ECLI:NL:RBDHA:2024:4407
Rechtbank Den Haag
- Voorlopige voorziening
- Rechtspraak.nl
Afwijzing verzoek voorlopige voorziening woningsluiting op grond van de Opiumwet
Op 19 maart 2024 heeft de voorzieningenrechter van de Rechtbank Den Haag uitspraak gedaan in de zaak met zaaknummer SGR 24/2052. De zaak betreft een verzoek om een voorlopige voorziening naar aanleiding van een besluit van de burgemeester van Gouda om de woning van verzoeker te sluiten op grond van artikel 13b van de Opiumwet. De sluiting is opgelegd voor de duur van zes maanden, met als gevolg dat verzoeker naar eigen zeggen dakloos is geraakt. Verzoeker heeft bezwaar gemaakt tegen het besluit en verzocht om een ordemaatregel om de woning te openen.

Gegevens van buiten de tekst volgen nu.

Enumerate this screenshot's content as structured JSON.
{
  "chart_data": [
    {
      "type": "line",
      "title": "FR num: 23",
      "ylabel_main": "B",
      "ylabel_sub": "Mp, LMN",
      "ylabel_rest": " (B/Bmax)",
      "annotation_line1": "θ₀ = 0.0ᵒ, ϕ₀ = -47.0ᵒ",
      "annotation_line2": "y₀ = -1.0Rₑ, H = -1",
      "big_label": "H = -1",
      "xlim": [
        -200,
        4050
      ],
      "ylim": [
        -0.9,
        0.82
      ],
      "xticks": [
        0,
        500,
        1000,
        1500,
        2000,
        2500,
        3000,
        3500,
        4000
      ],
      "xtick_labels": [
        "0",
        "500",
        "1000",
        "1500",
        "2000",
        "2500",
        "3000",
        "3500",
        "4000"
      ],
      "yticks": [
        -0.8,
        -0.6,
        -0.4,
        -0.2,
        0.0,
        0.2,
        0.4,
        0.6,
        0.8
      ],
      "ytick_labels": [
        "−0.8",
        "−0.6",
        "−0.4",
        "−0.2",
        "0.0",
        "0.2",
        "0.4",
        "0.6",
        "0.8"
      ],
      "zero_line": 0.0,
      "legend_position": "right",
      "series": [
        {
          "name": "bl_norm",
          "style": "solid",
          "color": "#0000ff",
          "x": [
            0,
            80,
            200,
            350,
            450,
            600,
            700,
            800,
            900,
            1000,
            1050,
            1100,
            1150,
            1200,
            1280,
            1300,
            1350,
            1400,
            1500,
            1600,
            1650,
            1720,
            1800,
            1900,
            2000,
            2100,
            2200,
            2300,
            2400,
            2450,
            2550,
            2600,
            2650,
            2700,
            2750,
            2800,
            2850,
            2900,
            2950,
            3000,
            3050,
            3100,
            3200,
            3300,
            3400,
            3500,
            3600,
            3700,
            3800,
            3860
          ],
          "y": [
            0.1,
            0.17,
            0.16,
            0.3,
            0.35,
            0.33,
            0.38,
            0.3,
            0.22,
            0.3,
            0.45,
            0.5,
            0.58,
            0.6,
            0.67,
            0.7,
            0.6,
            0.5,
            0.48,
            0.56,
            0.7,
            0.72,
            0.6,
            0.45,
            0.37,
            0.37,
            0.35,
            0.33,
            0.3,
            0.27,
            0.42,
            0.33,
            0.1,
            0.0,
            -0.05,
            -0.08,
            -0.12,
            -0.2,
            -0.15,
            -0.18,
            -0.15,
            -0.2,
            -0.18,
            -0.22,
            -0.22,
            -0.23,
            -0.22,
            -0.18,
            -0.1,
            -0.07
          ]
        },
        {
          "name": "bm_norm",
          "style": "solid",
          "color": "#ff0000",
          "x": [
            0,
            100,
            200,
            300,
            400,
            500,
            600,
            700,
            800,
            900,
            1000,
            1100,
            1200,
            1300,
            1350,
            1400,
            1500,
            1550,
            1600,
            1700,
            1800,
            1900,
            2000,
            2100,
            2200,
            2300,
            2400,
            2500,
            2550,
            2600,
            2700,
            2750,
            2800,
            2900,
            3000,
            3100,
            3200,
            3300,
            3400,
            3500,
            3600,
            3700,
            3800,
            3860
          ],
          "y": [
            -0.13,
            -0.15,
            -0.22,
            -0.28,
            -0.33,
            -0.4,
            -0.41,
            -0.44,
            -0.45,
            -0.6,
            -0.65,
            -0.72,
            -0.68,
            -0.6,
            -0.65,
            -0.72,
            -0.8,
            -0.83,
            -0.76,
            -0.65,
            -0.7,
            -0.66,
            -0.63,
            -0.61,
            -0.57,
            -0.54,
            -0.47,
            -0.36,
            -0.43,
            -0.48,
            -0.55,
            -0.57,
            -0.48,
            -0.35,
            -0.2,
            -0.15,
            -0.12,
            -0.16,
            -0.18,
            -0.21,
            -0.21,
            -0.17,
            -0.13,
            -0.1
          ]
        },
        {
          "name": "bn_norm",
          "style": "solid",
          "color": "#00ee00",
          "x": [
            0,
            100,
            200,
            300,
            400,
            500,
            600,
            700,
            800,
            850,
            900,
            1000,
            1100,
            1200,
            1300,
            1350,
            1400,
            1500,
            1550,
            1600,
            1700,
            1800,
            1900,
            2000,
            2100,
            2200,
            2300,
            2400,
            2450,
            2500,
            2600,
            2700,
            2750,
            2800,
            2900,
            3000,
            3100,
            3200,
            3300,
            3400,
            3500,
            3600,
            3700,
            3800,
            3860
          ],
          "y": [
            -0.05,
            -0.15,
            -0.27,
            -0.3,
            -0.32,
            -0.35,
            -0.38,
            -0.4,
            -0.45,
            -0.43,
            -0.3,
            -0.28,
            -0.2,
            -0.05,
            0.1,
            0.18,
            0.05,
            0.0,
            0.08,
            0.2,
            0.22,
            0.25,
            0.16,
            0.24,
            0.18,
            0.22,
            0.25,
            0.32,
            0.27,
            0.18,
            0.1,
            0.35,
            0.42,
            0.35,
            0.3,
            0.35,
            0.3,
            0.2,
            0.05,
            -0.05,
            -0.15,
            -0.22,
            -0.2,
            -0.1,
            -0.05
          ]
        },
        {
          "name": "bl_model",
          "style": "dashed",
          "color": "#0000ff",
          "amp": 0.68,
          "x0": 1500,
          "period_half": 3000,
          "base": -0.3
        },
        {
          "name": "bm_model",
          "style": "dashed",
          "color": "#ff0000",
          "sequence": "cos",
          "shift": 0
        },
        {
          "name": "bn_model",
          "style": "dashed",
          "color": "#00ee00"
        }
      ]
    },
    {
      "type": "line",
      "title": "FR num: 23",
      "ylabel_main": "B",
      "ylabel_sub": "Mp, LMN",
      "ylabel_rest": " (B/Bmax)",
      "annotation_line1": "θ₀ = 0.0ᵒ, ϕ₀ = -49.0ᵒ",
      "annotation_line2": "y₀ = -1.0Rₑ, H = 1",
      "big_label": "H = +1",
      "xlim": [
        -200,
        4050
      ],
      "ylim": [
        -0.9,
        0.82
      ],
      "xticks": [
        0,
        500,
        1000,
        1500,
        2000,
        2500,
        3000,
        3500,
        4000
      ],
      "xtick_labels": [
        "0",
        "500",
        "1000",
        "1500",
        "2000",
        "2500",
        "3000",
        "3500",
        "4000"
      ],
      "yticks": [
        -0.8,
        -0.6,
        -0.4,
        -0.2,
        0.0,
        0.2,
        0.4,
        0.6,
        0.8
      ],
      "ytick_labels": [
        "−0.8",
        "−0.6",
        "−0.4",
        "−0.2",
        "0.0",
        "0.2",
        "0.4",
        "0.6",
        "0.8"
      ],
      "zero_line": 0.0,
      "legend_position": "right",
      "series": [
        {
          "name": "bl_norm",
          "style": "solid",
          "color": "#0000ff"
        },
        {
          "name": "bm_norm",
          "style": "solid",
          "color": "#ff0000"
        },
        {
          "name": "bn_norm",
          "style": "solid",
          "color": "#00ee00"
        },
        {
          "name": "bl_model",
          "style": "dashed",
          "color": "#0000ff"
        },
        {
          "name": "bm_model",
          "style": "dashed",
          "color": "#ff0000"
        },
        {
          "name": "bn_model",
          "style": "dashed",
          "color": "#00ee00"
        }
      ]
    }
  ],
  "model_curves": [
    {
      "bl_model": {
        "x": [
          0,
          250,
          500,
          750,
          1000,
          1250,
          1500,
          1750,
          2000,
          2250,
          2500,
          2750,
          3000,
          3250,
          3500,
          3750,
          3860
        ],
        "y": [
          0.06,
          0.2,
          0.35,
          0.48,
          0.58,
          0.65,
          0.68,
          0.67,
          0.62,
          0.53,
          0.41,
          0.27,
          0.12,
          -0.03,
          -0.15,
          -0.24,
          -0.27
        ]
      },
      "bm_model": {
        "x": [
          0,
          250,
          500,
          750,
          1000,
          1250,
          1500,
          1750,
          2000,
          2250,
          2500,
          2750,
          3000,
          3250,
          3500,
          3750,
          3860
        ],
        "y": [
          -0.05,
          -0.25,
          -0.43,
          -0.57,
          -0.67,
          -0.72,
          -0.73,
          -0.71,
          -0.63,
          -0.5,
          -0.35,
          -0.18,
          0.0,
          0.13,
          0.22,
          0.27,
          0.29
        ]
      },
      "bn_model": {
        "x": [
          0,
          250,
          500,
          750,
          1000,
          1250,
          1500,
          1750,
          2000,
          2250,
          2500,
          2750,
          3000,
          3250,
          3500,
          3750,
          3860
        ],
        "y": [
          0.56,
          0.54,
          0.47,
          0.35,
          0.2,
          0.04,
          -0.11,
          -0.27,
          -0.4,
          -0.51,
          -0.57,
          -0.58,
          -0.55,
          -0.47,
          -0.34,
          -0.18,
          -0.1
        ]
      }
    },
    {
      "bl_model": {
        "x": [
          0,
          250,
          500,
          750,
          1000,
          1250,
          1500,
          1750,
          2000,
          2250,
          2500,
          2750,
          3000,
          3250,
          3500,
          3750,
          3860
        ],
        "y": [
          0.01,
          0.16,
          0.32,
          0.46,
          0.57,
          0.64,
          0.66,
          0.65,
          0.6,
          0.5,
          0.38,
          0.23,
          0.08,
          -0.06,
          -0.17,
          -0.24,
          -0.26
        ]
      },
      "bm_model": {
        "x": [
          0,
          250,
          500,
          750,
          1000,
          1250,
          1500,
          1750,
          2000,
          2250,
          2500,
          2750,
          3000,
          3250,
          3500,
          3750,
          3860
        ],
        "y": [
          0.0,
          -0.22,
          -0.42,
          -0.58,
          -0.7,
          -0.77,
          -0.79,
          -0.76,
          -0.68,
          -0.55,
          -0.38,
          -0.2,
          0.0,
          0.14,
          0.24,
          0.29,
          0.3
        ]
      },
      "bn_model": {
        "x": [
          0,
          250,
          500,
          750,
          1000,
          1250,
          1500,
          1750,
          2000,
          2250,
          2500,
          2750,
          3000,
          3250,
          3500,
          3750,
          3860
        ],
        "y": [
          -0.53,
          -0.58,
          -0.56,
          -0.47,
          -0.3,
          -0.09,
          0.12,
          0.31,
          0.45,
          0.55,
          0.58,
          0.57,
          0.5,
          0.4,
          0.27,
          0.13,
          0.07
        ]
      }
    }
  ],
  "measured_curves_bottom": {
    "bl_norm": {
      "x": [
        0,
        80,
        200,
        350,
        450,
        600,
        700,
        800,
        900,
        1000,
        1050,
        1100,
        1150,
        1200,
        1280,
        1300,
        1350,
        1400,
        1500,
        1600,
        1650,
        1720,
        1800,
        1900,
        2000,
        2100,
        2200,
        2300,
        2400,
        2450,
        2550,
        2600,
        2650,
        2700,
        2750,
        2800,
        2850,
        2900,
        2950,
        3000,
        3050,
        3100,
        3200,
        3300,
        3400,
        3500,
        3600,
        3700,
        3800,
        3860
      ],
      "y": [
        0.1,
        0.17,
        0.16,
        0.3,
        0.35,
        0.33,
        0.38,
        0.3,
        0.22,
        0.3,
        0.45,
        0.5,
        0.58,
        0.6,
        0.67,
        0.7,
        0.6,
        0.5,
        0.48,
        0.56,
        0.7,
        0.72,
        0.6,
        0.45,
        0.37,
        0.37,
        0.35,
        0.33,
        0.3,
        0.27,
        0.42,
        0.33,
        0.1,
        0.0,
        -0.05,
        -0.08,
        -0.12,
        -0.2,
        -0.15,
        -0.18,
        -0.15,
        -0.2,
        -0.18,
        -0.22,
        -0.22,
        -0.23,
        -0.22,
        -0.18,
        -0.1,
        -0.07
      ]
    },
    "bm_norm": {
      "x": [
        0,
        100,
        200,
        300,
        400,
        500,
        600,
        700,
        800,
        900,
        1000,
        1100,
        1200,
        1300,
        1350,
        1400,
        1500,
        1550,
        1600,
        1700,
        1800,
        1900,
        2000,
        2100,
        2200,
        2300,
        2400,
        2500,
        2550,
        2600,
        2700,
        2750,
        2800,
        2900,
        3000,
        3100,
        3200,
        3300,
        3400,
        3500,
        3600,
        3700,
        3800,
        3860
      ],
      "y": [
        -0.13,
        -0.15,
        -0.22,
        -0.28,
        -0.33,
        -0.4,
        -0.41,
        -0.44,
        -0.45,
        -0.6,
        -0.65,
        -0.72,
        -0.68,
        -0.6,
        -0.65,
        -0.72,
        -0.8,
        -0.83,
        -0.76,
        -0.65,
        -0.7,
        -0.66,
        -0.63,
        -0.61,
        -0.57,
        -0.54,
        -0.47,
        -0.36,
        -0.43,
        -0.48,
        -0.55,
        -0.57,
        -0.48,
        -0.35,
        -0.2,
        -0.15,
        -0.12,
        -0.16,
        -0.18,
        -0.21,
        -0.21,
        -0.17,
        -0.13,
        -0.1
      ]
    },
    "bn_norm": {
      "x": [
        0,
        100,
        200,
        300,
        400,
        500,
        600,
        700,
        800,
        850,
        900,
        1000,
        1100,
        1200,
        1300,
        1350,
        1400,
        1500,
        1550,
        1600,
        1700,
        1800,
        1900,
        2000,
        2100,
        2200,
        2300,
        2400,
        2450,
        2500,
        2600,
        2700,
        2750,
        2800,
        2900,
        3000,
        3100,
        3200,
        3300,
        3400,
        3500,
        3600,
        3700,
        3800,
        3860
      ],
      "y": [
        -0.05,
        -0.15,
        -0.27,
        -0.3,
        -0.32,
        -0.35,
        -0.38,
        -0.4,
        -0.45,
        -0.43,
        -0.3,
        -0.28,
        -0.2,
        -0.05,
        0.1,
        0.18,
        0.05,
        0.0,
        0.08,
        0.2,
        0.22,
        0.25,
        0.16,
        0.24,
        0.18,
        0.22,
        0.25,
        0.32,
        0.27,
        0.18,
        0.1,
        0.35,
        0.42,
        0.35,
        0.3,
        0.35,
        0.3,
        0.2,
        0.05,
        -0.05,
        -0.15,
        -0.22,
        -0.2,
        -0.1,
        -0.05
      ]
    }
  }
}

De voorzieningenrechter heeft het verzoek om een ordemaatregel afgewezen. In de beoordeling is overwogen dat verzoeker geen vaste tijdelijke verblijfplaats heeft en momenteel her en der verblijft. De voorzieningenrechter concludeert dat er op dit moment geen noodsituatie is die rechtvaardigt dat de woning direct geopend moet worden. De stelling van verzoeker dat hij geen vervangende verblijfplaats kan vinden, is niet voldoende onderbouwd en biedt geen aanleiding voor het treffen van een ordemaatregel.
De voorzieningenrechter heeft aangegeven dat de rechtbank partijen zo snel mogelijk zal informeren over de verdere behandeling van het verzoek om een voorlopige voorziening. De beslissing is openbaar uitgesproken op 19 maart 2024 en een afschrift is verzonden aan de betrokken partijen.